Play Services does collect data it shouldn’t collect, by sending it back to Google. But the difference between “I am collecting your data” and “I wrote software you are running” is important and needs defending, because obscuring it is one way that independent developers are prevented from publishing and marketing actually-privacy-preserving software. If I am deemed to have “collected” your personal data every time you type it into a text editor I wrote, I can no longer distinguish my local-only encrypted text editor from Google’s one that stores all your data unencrypted on their cloud. We both have to say we “collect” your data, and nobody non-technical can tell the difference.
Right. And my argument is that this shouldn’t happen without users opting in.
I don’t disagree. Not am I arguing the content of the article. I just disagree with your notion that we have to prove negligence or malfeasance to deserve privacy.
Your original post placed the burden on users to prove that Google mismanages the data they collect. That’s not how this should work. I should own that data, just as I own the text I write with a text editor. I shouldn’t have to prove that Google is mismanaging it in order to keep that data private. I shouldn’t need any other reason than “it’s my data and I don’t want to share it beyond what is necessary for this technology to operate.”
I don’t think the burden should be on users, but I do think some of the burden should be on the press. If the press just assumes Google is up to no good and never does the investigative reporting needed to show it, we will miss out on having very politically useful evidence.

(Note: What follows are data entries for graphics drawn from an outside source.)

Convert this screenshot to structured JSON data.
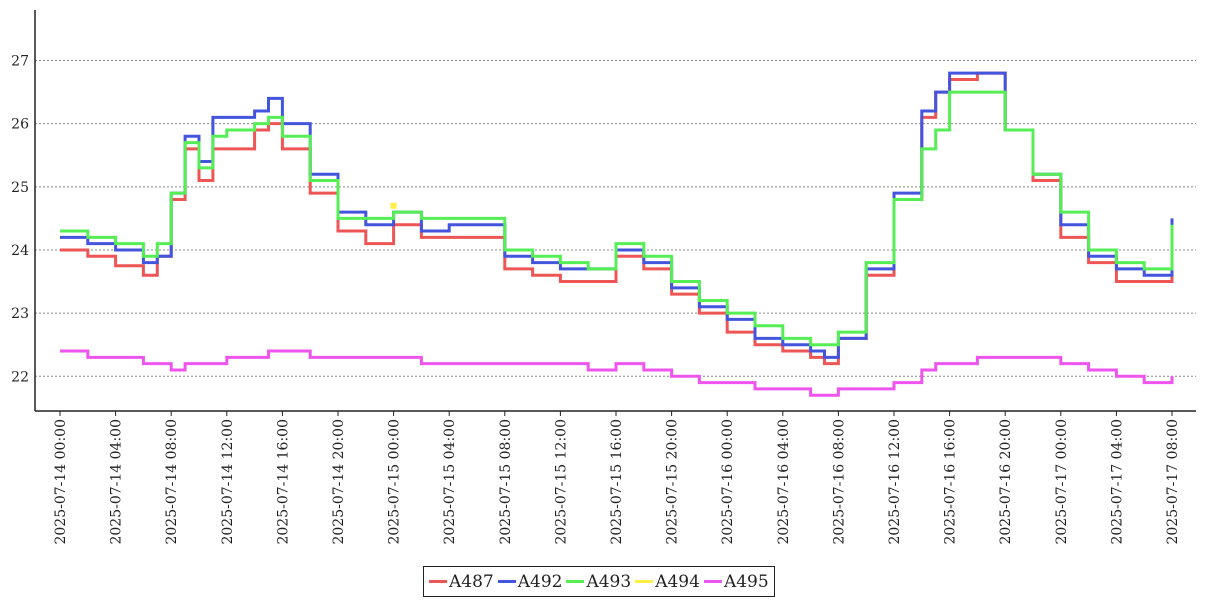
{
  "chart_data": {
    "type": "line",
    "title": "",
    "xlabel": "",
    "ylabel": "",
    "ylim": [
      21.45,
      27.8
    ],
    "yticks": [
      22,
      23,
      24,
      25,
      26,
      27
    ],
    "grid": "horizontal dotted",
    "legend_position": "bottom-center",
    "x_tick_labels": [
      "2025-07-14  00:00",
      "2025-07-14  04:00",
      "2025-07-14  08:00",
      "2025-07-14  12:00",
      "2025-07-14  16:00",
      "2025-07-14  20:00",
      "2025-07-15  00:00",
      "2025-07-15  04:00",
      "2025-07-15  08:00",
      "2025-07-15  12:00",
      "2025-07-15  16:00",
      "2025-07-15  20:00",
      "2025-07-16  00:00",
      "2025-07-16  04:00",
      "2025-07-16  08:00",
      "2025-07-16  12:00",
      "2025-07-16  16:00",
      "2025-07-16  20:00",
      "2025-07-17  00:00",
      "2025-07-17  04:00",
      "2025-07-17  08:00"
    ],
    "x": [
      "2025-07-14 00:00",
      "2025-07-14 02:00",
      "2025-07-14 04:00",
      "2025-07-14 06:00",
      "2025-07-14 07:00",
      "2025-07-14 08:00",
      "2025-07-14 09:00",
      "2025-07-14 10:00",
      "2025-07-14 11:00",
      "2025-07-14 12:00",
      "2025-07-14 14:00",
      "2025-07-14 15:00",
      "2025-07-14 16:00",
      "2025-07-14 18:00",
      "2025-07-14 20:00",
      "2025-07-14 22:00",
      "2025-07-15 00:00",
      "2025-07-15 02:00",
      "2025-07-15 04:00",
      "2025-07-15 06:00",
      "2025-07-15 08:00",
      "2025-07-15 10:00",
      "2025-07-15 12:00",
      "2025-07-15 14:00",
      "2025-07-15 16:00",
      "2025-07-15 18:00",
      "2025-07-15 20:00",
      "2025-07-15 22:00",
      "2025-07-16 00:00",
      "2025-07-16 02:00",
      "2025-07-16 04:00",
      "2025-07-16 06:00",
      "2025-07-16 07:00",
      "2025-07-16 08:00",
      "2025-07-16 10:00",
      "2025-07-16 12:00",
      "2025-07-16 14:00",
      "2025-07-16 15:00",
      "2025-07-16 16:00",
      "2025-07-16 18:00",
      "2025-07-16 20:00",
      "2025-07-16 22:00",
      "2025-07-17 00:00",
      "2025-07-17 02:00",
      "2025-07-17 04:00",
      "2025-07-17 06:00",
      "2025-07-17 08:00"
    ],
    "series": [
      {
        "name": "A487",
        "color": "#ee5555",
        "values": [
          24.0,
          23.9,
          23.75,
          23.6,
          23.9,
          24.8,
          25.6,
          25.1,
          25.6,
          25.6,
          25.9,
          26.0,
          25.6,
          24.9,
          24.3,
          24.1,
          24.4,
          24.2,
          24.2,
          24.2,
          23.7,
          23.6,
          23.5,
          23.5,
          23.9,
          23.7,
          23.3,
          23.0,
          22.7,
          22.5,
          22.4,
          22.3,
          22.2,
          22.6,
          23.6,
          24.8,
          26.1,
          26.5,
          26.7,
          26.8,
          25.9,
          25.1,
          24.2,
          23.8,
          23.5,
          23.5,
          24.3
        ]
      },
      {
        "name": "A492",
        "color": "#4455dd",
        "values": [
          24.2,
          24.1,
          24.0,
          23.8,
          23.9,
          24.9,
          25.8,
          25.4,
          26.1,
          26.1,
          26.2,
          26.4,
          26.0,
          25.2,
          24.6,
          24.4,
          24.6,
          24.3,
          24.4,
          24.4,
          23.9,
          23.8,
          23.7,
          23.7,
          24.0,
          23.8,
          23.4,
          23.1,
          22.9,
          22.6,
          22.5,
          22.4,
          22.3,
          22.6,
          23.7,
          24.9,
          26.2,
          26.5,
          26.8,
          26.8,
          25.9,
          25.2,
          24.4,
          23.9,
          23.7,
          23.6,
          24.5
        ]
      },
      {
        "name": "A493",
        "color": "#55ee55",
        "values": [
          24.3,
          24.2,
          24.1,
          23.9,
          24.1,
          24.9,
          25.7,
          25.3,
          25.8,
          25.9,
          26.0,
          26.1,
          25.8,
          25.1,
          24.5,
          24.5,
          24.6,
          24.5,
          24.5,
          24.5,
          24.0,
          23.9,
          23.8,
          23.7,
          24.1,
          23.9,
          23.5,
          23.2,
          23.0,
          22.8,
          22.6,
          22.5,
          22.5,
          22.7,
          23.8,
          24.8,
          25.6,
          25.9,
          26.5,
          26.5,
          25.9,
          25.2,
          24.6,
          24.0,
          23.8,
          23.7,
          24.4
        ]
      },
      {
        "name": "A494",
        "color": "#ffee44",
        "values": [
          null,
          null,
          null,
          null,
          null,
          null,
          null,
          null,
          null,
          null,
          null,
          null,
          null,
          null,
          null,
          null,
          24.7,
          null,
          null,
          null,
          null,
          null,
          null,
          null,
          null,
          null,
          null,
          null,
          null,
          null,
          null,
          null,
          null,
          null,
          null,
          null,
          null,
          null,
          null,
          null,
          null,
          null,
          null,
          null,
          null,
          null,
          null
        ]
      },
      {
        "name": "A495",
        "color": "#ee55ee",
        "values": [
          22.4,
          22.3,
          22.3,
          22.2,
          22.2,
          22.1,
          22.2,
          22.2,
          22.2,
          22.3,
          22.3,
          22.4,
          22.4,
          22.3,
          22.3,
          22.3,
          22.3,
          22.2,
          22.2,
          22.2,
          22.2,
          22.2,
          22.2,
          22.1,
          22.2,
          22.1,
          22.0,
          21.9,
          21.9,
          21.8,
          21.8,
          21.7,
          21.7,
          21.8,
          21.8,
          21.9,
          22.1,
          22.2,
          22.2,
          22.3,
          22.3,
          22.3,
          22.2,
          22.1,
          22.0,
          21.9,
          22.0
        ]
      }
    ]
  }
}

Yeah, journalistic integrity is important, and they shouldn’t slander Google, due diligence and what not.
But there wouldn’t even be a need for an article or any investigation if Google and other tech companies weren’t treating user data as something they have a god given right to.
That’s my point. It doesn’t matter what Google does or doesn’t do with the data. They shouldn’t collect it unless I tell them they can. It’s MY data. It’s MY right to keep it private or destroy it as I please. That’s the baseline all tech companies should adhere to.